I procured the machine today, as well as what must have been fifty pounds of fresh produce (or at least it felt that way carrying my one very full grocery bag to the car in on hand while juggling a whole pineapple and my purse in the other. The photo below is my bounty on the checkout belt at the store.) After that, I got my haircut. I was feeling really pretty great about life, and much cuter myself to boot. Wifey got home and we ate some leftover vegan chili and curried wheatberry salad, watched deleted scenes from FS&ND, and started to fall asleep on the couch. I woke up from my brief doze and looked warily at the Breville, which sat on the counter, mocking us.

I had a moment of horror that this was our two steps back. With over one hundred pounds of produce (so it seemed) in our fridge ready to rot, our juicer out of the box but not yet fully assembled, I feared that we would not jump into this as readily as we thought.

I couldn't let that happen. Not when we'd come so close.

So at 9 PM, I finished assembling the machine and brought out some veggies. Screw it. Juicy nightcap. And so I juiced. A beet, two carrots, most of a parsnip, some cabbage, a bit of broccoli, a bunch of kale, and half a cucumber. It made almost three cups of juice, sweet and earthy from the root vegetables, and such a deep beety red it looked like blood. We drank it from stemless wine glasses. I saved the pulp, mostly dry except for the kale and broccoli--I must find tips for getting more juice out of greens--and will make broth with it tomorrow.
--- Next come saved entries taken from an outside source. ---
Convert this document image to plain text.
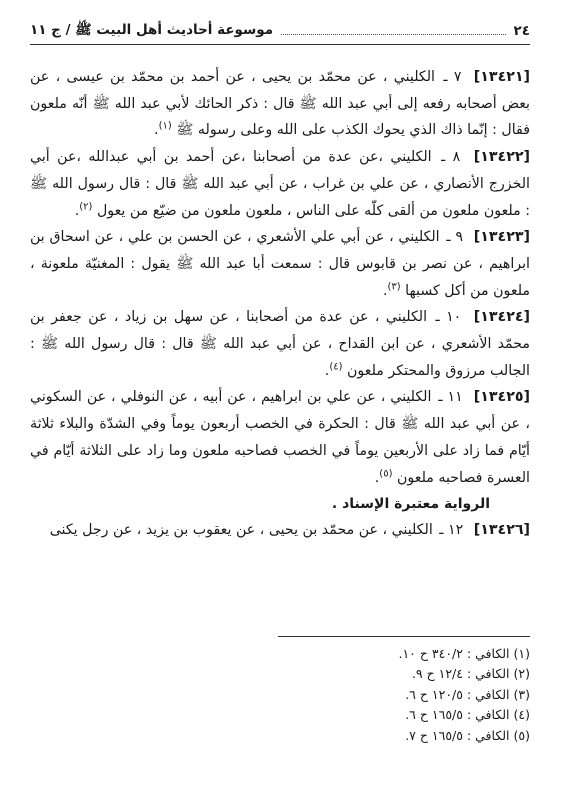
٢٤
موسوعة أحاديث أهل البيت ﷺ / ج ١١

[١٣٤٢١] ٧ ـ الكليني ، عن محمّد بن يحيى ، عن أحمد بن محمّد بن عيسى ، عن بعض أصحابه رفعه إلى أبي عبد الله ﷺ قال : ذكر الحائك لأبي عبد الله ﷺ أنّه ملعون فقال : إنّما ذاك الذي يحوك الكذب على الله وعلى رسوله ﷺ $^{(١)}$.

[١٣٤٢٢] ٨ ـ الكليني ،عن عدة من أصحابنا ،عن أحمد بن أبي عبدالله ،عن أبي الخزرج الأنصاري ، عن علي بن غراب ، عن أبي عبد الله ﷺ قال : قال رسول الله ﷺ : ملعون ملعون من ألقى كلّه على الناس ، ملعون ملعون من ضيّع من يعول $^{(٢)}$.

[١٣٤٢٣] ٩ ـ الكليني ، عن أبي علي الأشعري ، عن الحسن بن علي ، عن اسحاق بن ابراهيم ، عن نصر بن قابوس قال : سمعت أبا عبد الله ﷺ يقول : المغنيّة ملعونة ، ملعون من أكل كسبها $^{(٣)}$.

[١٣٤٢٤] ١٠ ـ الكليني ، عن عدة من أصحابنا ، عن سهل بن زياد ، عن جعفر بن محمّد الأشعري ، عن ابن القداح ، عن أبي عبد الله ﷺ قال : قال رسول الله ﷺ : الجالب مرزوق والمحتكر ملعون $^{(٤)}$.

[١٣٤٢٥] ١١ ـ الكليني ، عن علي بن ابراهيم ، عن أبيه ، عن النوفلي ، عن السكوني ، عن أبي عبد الله ﷺ قال : الحكرة في الخصب أربعون يوماً وفي الشدّة والبلاء ثلاثة أيّام فما زاد على الأربعين يوماً في الخصب فصاحبه ملعون وما زاد على الثلاثة أيّام في العسرة فصاحبه ملعون $^{(٥)}$.

الرواية معتبرة الإسناد .

[١٣٤٢٦] ١٢ ـ الكليني ، عن محمّد بن يحيى ، عن يعقوب بن يزيد ، عن رجل يكنى

(١) الكافي : ٣٤٠/٢ ح ١٠.
(٢) الكافي : ١٢/٤ ح ٩.
(٣) الكافي : ١٢٠/٥ ح ٦.
(٤) الكافي : ١٦٥/٥ ح ٦.
(٥) الكافي : ١٦٥/٥ ح ٧.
And so our juice fast begins in earnest tomorrow. I hope that armed with inspiration, and a crapload of nutrients, we won't fall two steps back this time. I'm ready to feel good again. I am doing at least three days of the juice fast. Wifey plans on doing at least ten. After that, we'll be trying to juice at least one meal a day until May, a feat not too difficult as we already usually blend a smoothie most mornings in the Vita-Mix. It's no 60 days, but we'll see how it goes and do longer if we feel good about it.

My weight tonight was 133.4. I plan on documenting our little adventure here, so stayed tuned.